Most people think of prenuptial agreements, or prenups, as something to put in place in case of divorce: should you and your future spouse decide to part ways, the prenup can dictate whether there will be spousal support, and how property will be divided. But can a prenup keep you from inheriting from your spouse, or keep your spouse from inheriting from you? The answer is yes—and that may be a good thing.
Why on earth would you want to disinherit a spouse? You may hear “disinherit” and think of controlling parents and wayward children. It may be better to think in terms of controlling the disposition of assets in your estate.
Engaged couples who have children from previous marriages or relationships may choose to execute a prenup in order to make sure that those children inherit what they intend them to. Let’s imagine that Chad and Kimberly are planning to get married. Chad has sold his house and has moved into Kimberly’s house, which is in her sole name. Both have adult children from their previous marriages. If they marry, and Chad suffers a fatal heart attack on the honeymoon before he gets around to making a will, Kimberly is entitled to the first $100,000 from his estate, plus one half of the remainder of the estate (Chad’s children get the other half). If Kimberly expires from a broken heart a week later, her share of Chad’s estate will go to her children.
If it seems like this outcome is unfair to Chad’s children, you’re right. So how can it be avoided? One option is for Chad to make a will immediately, leaving the majority of his assets to his children. But even this option isn’t foolproof. In Michigan, as in many states, there is something called an “elective share” that could alter the disposition of the estate that Chad intended.
The elective share is the portion of the estate a surviving spouse has the right to claim, regardless of the will. The amount is set by statute: one-half of the amount that would have gone to the surviving spouse had the deceased spouse died intestate (without a will), reduced by one-half the value of the property that the surviving spouse derived from the deceased by means other than testate or intestate succession. A spouse receives other statutory allowances as well as the elective share (homestead allowance, family allowance, and personal property allowance, which add up to about $55,000).

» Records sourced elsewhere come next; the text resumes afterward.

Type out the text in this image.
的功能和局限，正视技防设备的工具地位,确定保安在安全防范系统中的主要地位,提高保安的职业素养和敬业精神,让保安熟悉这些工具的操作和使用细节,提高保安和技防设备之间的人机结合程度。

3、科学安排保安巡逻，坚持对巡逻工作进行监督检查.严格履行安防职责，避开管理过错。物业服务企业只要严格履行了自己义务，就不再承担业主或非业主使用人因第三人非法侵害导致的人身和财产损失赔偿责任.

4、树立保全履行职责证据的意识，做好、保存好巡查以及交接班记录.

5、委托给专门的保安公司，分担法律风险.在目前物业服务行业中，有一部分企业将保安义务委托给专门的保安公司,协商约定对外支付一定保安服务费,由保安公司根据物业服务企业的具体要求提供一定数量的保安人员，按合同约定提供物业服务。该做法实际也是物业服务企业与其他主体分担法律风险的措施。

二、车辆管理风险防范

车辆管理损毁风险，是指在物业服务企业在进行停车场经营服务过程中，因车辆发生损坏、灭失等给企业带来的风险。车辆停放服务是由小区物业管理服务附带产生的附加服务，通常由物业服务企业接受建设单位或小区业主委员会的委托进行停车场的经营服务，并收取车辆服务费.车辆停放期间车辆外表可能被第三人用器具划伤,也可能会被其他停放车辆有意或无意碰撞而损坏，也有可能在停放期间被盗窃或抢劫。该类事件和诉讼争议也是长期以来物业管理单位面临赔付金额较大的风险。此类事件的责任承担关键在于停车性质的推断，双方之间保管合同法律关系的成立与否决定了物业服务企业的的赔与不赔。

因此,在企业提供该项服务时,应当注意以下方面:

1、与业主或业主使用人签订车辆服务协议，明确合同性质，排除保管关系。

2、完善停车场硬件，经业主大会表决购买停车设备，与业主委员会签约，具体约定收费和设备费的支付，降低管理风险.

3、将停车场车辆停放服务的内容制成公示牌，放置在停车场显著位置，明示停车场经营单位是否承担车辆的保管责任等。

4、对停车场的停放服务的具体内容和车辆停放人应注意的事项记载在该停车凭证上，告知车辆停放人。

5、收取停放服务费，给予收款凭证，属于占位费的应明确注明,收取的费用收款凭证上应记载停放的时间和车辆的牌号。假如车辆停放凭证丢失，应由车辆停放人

If Chad’s estate was worth one million, but he left Kimberly $20,000, or even $200,000, she might well choose to take her elective share. That would be half of $550,000, or $275,000 (Kimberly’s share of the estate under Michigan’s intestacy law would have been the first $100,000, plus half of the remaining $900,000). Plus, she could take her other statutory allowances, further reducing the amount Chad’s children would take.
So making a will, by itself, does not ensure that Chad’s children will get the amount that he intended, if Kimberly decides to exercise her right to the elective share. However, if she and Chad signed a valid prenuptial agreement prior to their marriage specifying that neither would elect against, or challenge, each other’s will, Chad’s children’s inheritance would be secure.
Prenuptial agreements have their place, and they can be useful in estate planning. A prenuptial agreement is not the only way to ensure that your wishes are known and followed, though. Despite their utility, prenups can be a hard sell to a partner who thinks you are more focused on planning for divorce than the wedding. In addition, prenups require both parties to make (or waive) a disclosure of their finances and agree to the terms of the document. In short, it can be an uncomfortable and inconvenient process—and at the end of it, you should still have a separate estate plan.
For most people, the creation of a trust can accomplish the same goals as a prenuptial agreement, and more. In Michigan, assets conveyed through a trust, say, to one’s children, are not subject to a spouse’s elective share (the same is not true in all states). Assets that pass through a trust also need not go through probate, allowing the intended recipient to more quickly and seamlessly access their assets. In addition, trusts are less often subject to challenges in court than wills are.
The wisest course of action is typically to work with an experienced probate and estate planning attorney and convey your needs, such as to provide for a spouse, to protect the inheritance of children from a first marriage, to make sure a family business stays in the family, and so on. Your attorney can advise you as to the best way to achieve your goals.